Midoriya rubs at a spot on his neck. He hasn't researched the purview of some of the inhabitants of Bone House, only encountered it. He thinks of the inscrutable man with the eyes he met on the beach during battle. He lent his skeletons to the fray and removed adverse effects from Midoriya, who stumbled into Illarion's swan song: a contaminating eldritch soup. Midoriya is glad to be rid of the e̴̩̅ẙ̸̝̌ẻ̵̫͂s̸̛̝. They were uncomfortable and slowly multiplying.
no subject
Those are his terms— well, term. It's just the one.
"Curative science is a different concept, obviously, but if you're creative enough, thanergy and thalergy can be manipulated to mimic 'healing.' Not one-to-one." The implication here is that he personally is creative enough, write that down.

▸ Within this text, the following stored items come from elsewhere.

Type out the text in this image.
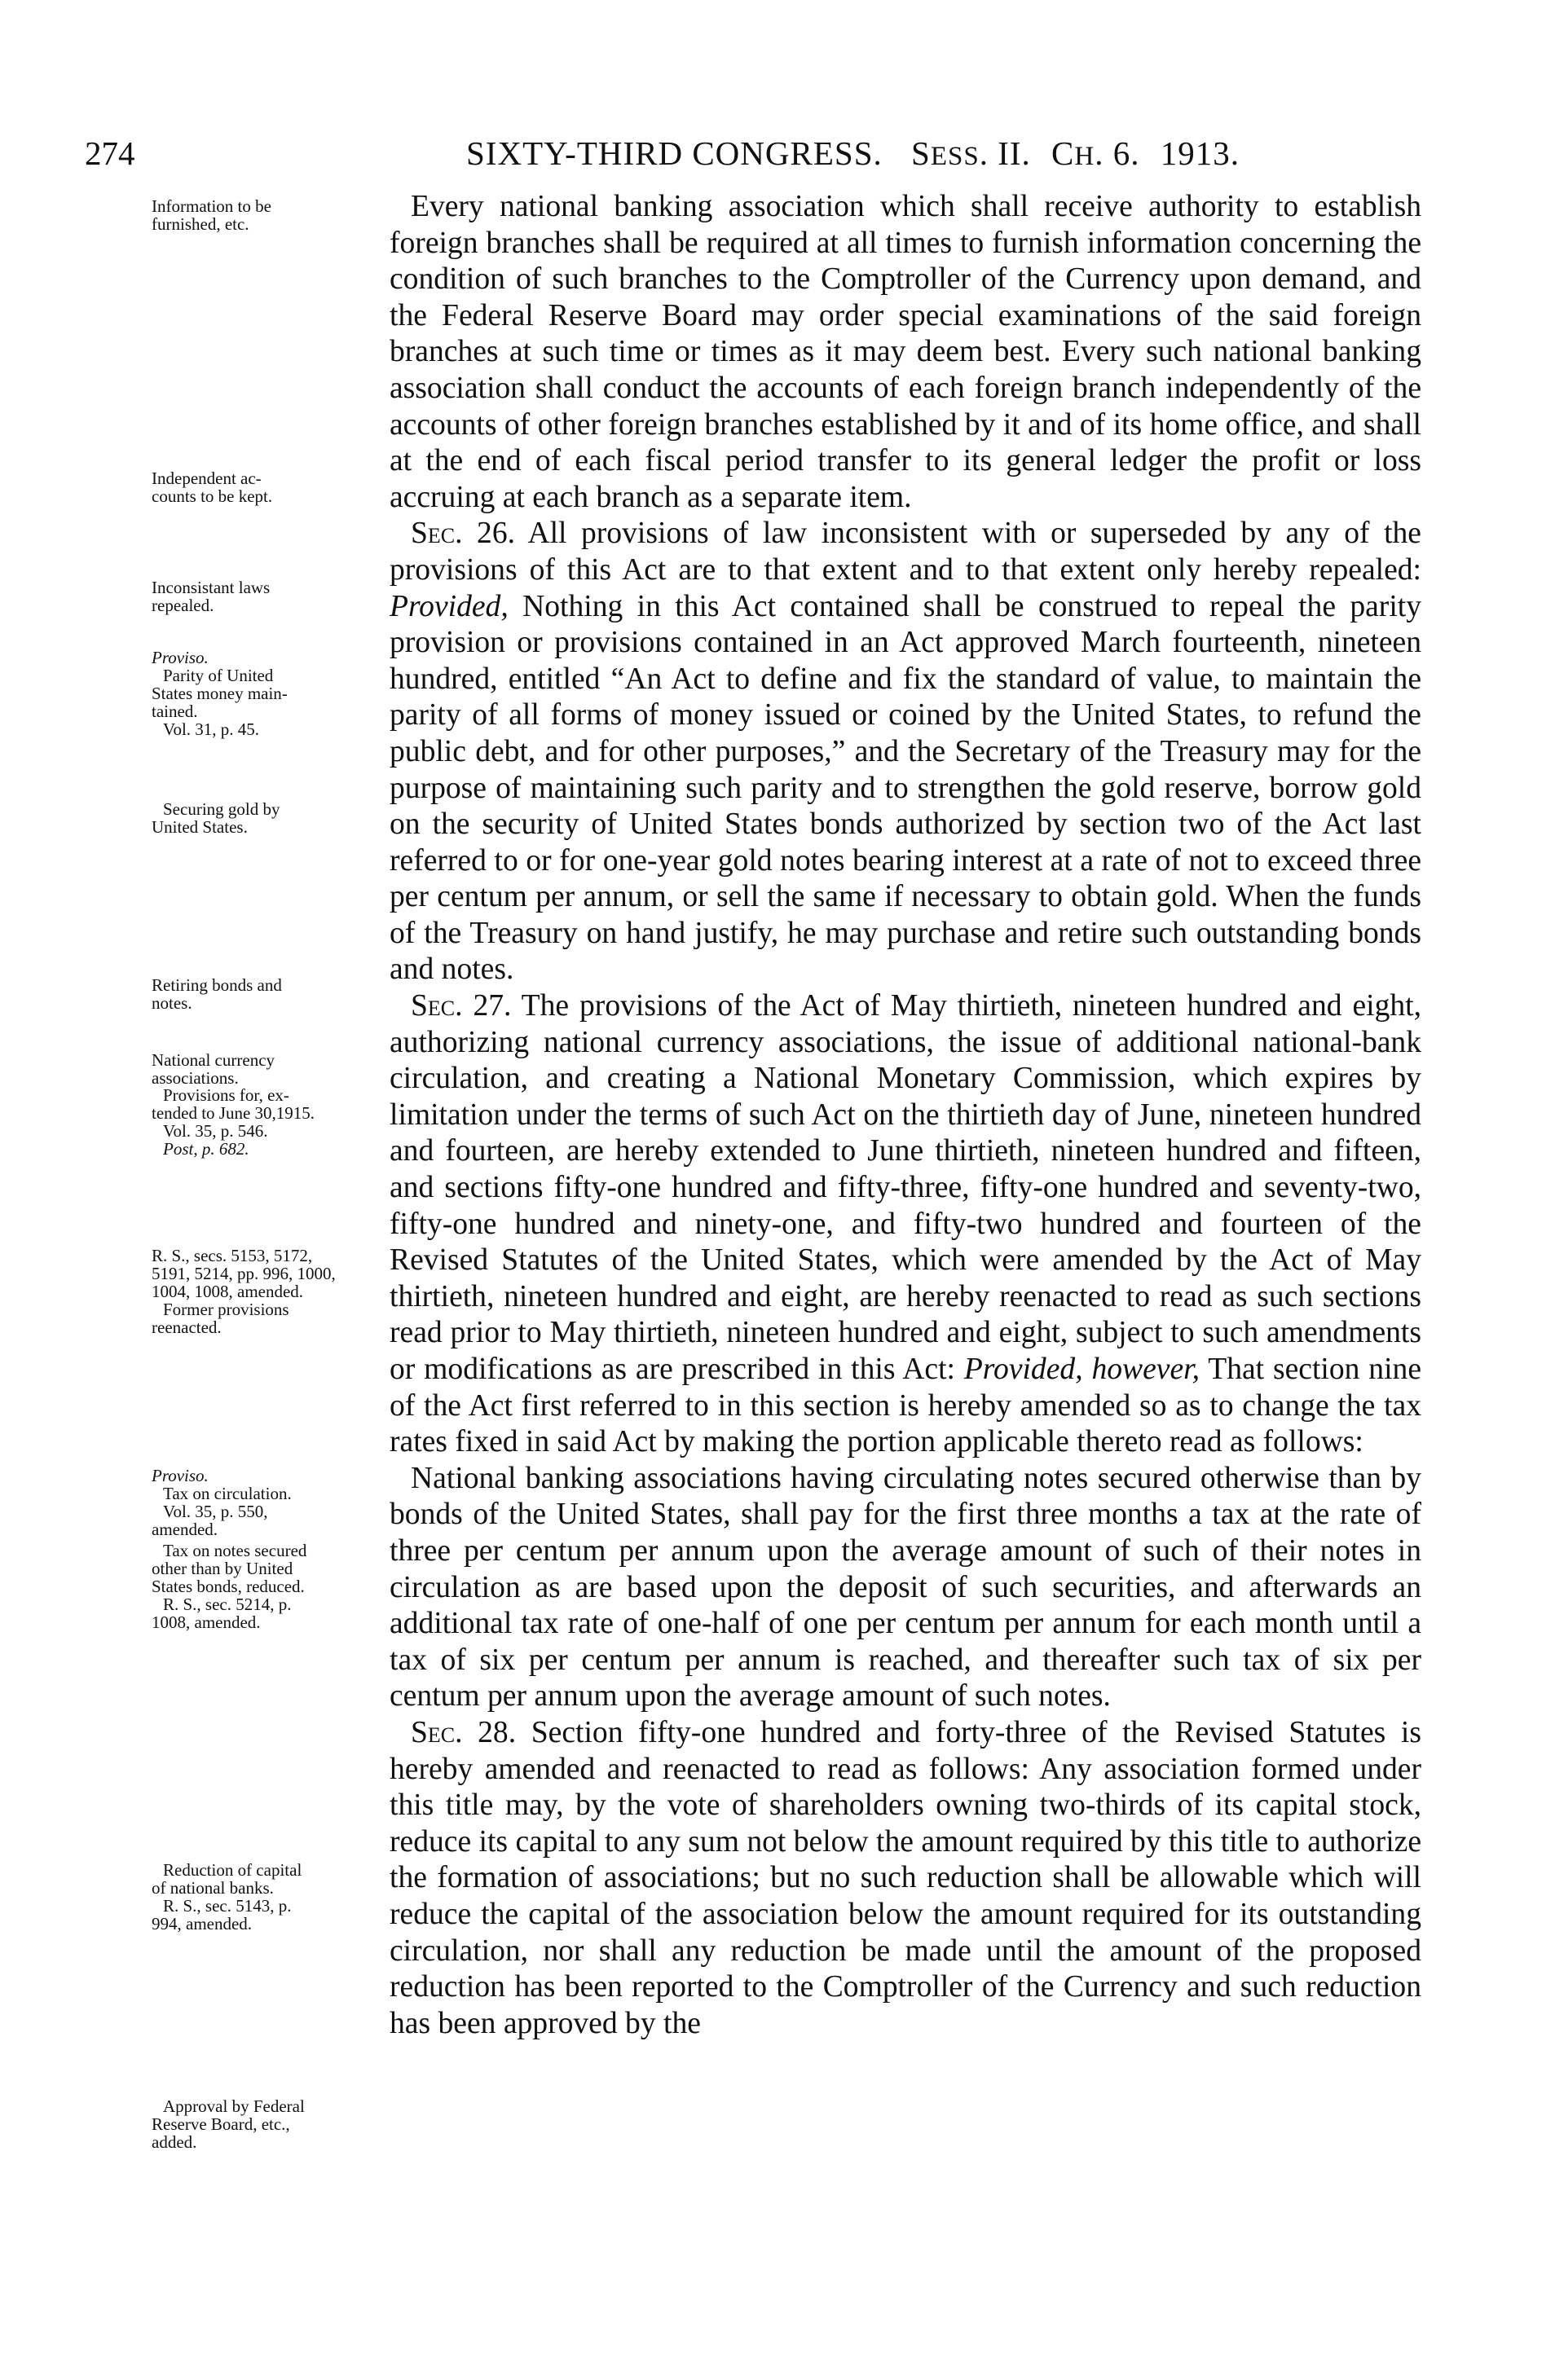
274	SIXTY-THIRD CONGRESS. SESS. II. CH. 6. 1913.
Information to be
furnished, etc.
Independent ac-
counts to be kept.
Inconsistant laws
repealed.
Proviso.
Parity of United
States money main-
tained.
Vol. 31, p. 45.
Securing gold by
United States.
Retiring bonds and
notes.
National currency
associations.
Provisions for, ex-
tended to June 30,1915.
Vol. 35, p. 546.
Post, p. 682.
R. S., secs. 5153, 5172,
5191, 5214, pp. 996, 1000,
1004, 1008, amended.
Former provisions
reenacted.
Proviso.
Tax on circulation.
Vol. 35, p. 550,
amended.
Tax on notes secured
other than by United
States bonds, reduced.
R. S., sec. 5214, p.
1008, amended.
Reduction of capital
of national banks.
R. S., sec. 5143, p.
994, amended.
Approval by Federal
Reserve Board, etc.,
added.

Every national banking association which shall receive authority to establish foreign branches shall be required at all times to furnish information concerning the condition of such branches to the Comptroller of the Currency upon demand, and the Federal Reserve Board may order special examinations of the said foreign branches at such time or times as it may deem best. Every such national banking association shall conduct the accounts of each foreign branch independently of the accounts of other foreign branches established by it and of its home office, and shall at the end of each fiscal period transfer to its general ledger the profit or loss accruing at each branch as a separate item.

Sec. 26. All provisions of law inconsistent with or superseded by any of the provisions of this Act are to that extent and to that extent only hereby repealed: Provided, Nothing in this Act contained shall be construed to repeal the parity provision or provisions contained in an Act approved March fourteenth, nineteen hundred, entitled “An Act to define and fix the standard of value, to maintain the parity of all forms of money issued or coined by the United States, to refund the public debt, and for other purposes,” and the Secretary of the Treasury may for the purpose of maintaining such parity and to strengthen the gold reserve, borrow gold on the security of United States bonds authorized by section two of the Act last referred to or for one-year gold notes bearing interest at a rate of not to exceed three per centum per annum, or sell the same if necessary to obtain gold. When the funds of the Treasury on hand justify, he may purchase and retire such outstanding bonds and notes.

Sec. 27. The provisions of the Act of May thirtieth, nineteen hundred and eight, authorizing national currency associations, the issue of additional national-bank circulation, and creating a National Monetary Commission, which expires by limitation under the terms of such Act on the thirtieth day of June, nineteen hundred and fourteen, are hereby extended to June thirtieth, nineteen hundred and fifteen, and sections fifty-one hundred and fifty-three, fifty-one hundred and seventy-two, fifty-one hundred and ninety-one, and fifty-two hundred and fourteen of the Revised Statutes of the United States, which were amended by the Act of May thirtieth, nineteen hundred and eight, are hereby reenacted to read as such sections read prior to May thirtieth, nineteen hundred and eight, subject to such amendments or modifications as are prescribed in this Act: Provided, however, That section nine of the Act first referred to in this section is hereby amended so as to change the tax rates fixed in said Act by making the portion applicable thereto read as follows:

National banking associations having circulating notes secured otherwise than by bonds of the United States, shall pay for the first three months a tax at the rate of three per centum per annum upon the average amount of such of their notes in circulation as are based upon the deposit of such securities, and afterwards an additional tax rate of one-half of one per centum per annum for each month until a tax of six per centum per annum is reached, and thereafter such tax of six per centum per annum upon the average amount of such notes.

Sec. 28. Section fifty-one hundred and forty-three of the Revised Statutes is hereby amended and reenacted to read as follows: Any association formed under this title may, by the vote of shareholders owning two-thirds of its capital stock, reduce its capital to any sum not below the amount required by this title to authorize the formation of associations; but no such reduction shall be allowable which will reduce the capital of the association below the amount required for its outstanding circulation, nor shall any reduction be made until the amount of the proposed reduction has been reported to the Comptroller of the Currency and such reduction has been approved by the
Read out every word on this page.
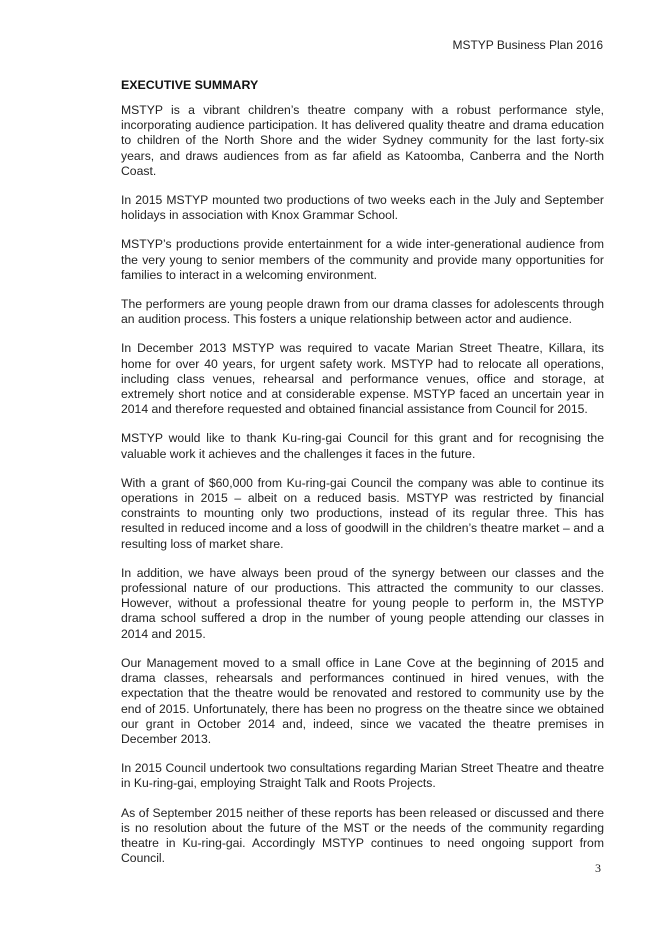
MSTYP Business Plan 2016
EXECUTIVE SUMMARY

MSTYP is a vibrant children’s theatre company with a robust performance style, incorporating audience participation. It has delivered quality theatre and drama education to children of the North Shore and the wider Sydney community for the last forty-six years, and draws audiences from as far afield as Katoomba, Canberra and the North Coast.

In 2015 MSTYP mounted two productions of two weeks each in the July and September holidays in association with Knox Grammar School.

MSTYP’s productions provide entertainment for a wide inter-generational audience from the very young to senior members of the community and provide many opportunities for families to interact in a welcoming environment.

The performers are young people drawn from our drama classes for adolescents through an audition process. This fosters a unique relationship between actor and audience.

In December 2013 MSTYP was required to vacate Marian Street Theatre, Killara, its home for over 40 years, for urgent safety work. MSTYP had to relocate all operations, including class venues, rehearsal and performance venues, office and storage, at extremely short notice and at considerable expense. MSTYP faced an uncertain year in 2014 and therefore requested and obtained financial assistance from Council for 2015.

MSTYP would like to thank Ku-ring-gai Council for this grant and for recognising the valuable work it achieves and the challenges it faces in the future.

With a grant of $60,000 from Ku-ring-gai Council the company was able to continue its operations in 2015 – albeit on a reduced basis. MSTYP was restricted by financial constraints to mounting only two productions, instead of its regular three. This has resulted in reduced income and a loss of goodwill in the children’s theatre market – and a resulting loss of market share.

In addition, we have always been proud of the synergy between our classes and the professional nature of our productions. This attracted the community to our classes. However, without a professional theatre for young people to perform in, the MSTYP drama school suffered a drop in the number of young people attending our classes in 2014 and 2015.

Our Management moved to a small office in Lane Cove at the beginning of 2015 and drama classes, rehearsals and performances continued in hired venues, with the expectation that the theatre would be renovated and restored to community use by the end of 2015. Unfortunately, there has been no progress on the theatre since we obtained our grant in October 2014 and, indeed, since we vacated the theatre premises in December 2013.

In 2015 Council undertook two consultations regarding Marian Street Theatre and theatre in Ku-ring-gai, employing Straight Talk and Roots Projects.

As of September 2015 neither of these reports has been released or discussed and there is no resolution about the future of the MST or the needs of the community regarding theatre in Ku-ring-gai. Accordingly MSTYP continues to need ongoing support from Council.

3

He adds, "Flesh magic can manipulate the body's performance, but not precisely the same as healing; someone like me couldn't snap his fingers and cure a disease, for example."
He pauses significantly, so Midoriya can write things down, ask a few questions if he likes. Call and response, see. "My psychometry - the tracking - also falls under the umbrella of necromancy, although it's highly specialized."
no subject
Midoriya's notes are far more organized and concise than the way he speaks, and they are as accurate as the information he's given. His pencil skates with a controlled freneticism over a page soon to be titled Palamedes.
"I've encountered a healing Quirk in my world. That one just speeds up the body's natural recovery, though a strong dose can use up too much of the patient's energy. Every Quirk has its limits. And I've seen another that returns someone to how they were before. That can look like healing too, but without being careful, it can also be taken too far."
Only now, having finished writing, does he pause and really take all this in. This branch of magic can be incredibly powerful, holding sway over life and death. He was already impressed that the man with funny eyes could "heal" without a touch. What he did was a little more than just augment a body's performance. Like many Quirks Midoriya has encountered, it has enormous potential if trained well in the right hands--and also frightening implications.
Midoriya is not frightened. It is true that some people in his world ascribe good or evil to someone's ability, but he has always seen it as simply something special. A tool, unique to a person and how they use it.
"It's easier for me to understand the physical magic. What about the spirit? Other than tracing energies, what else does that cover?"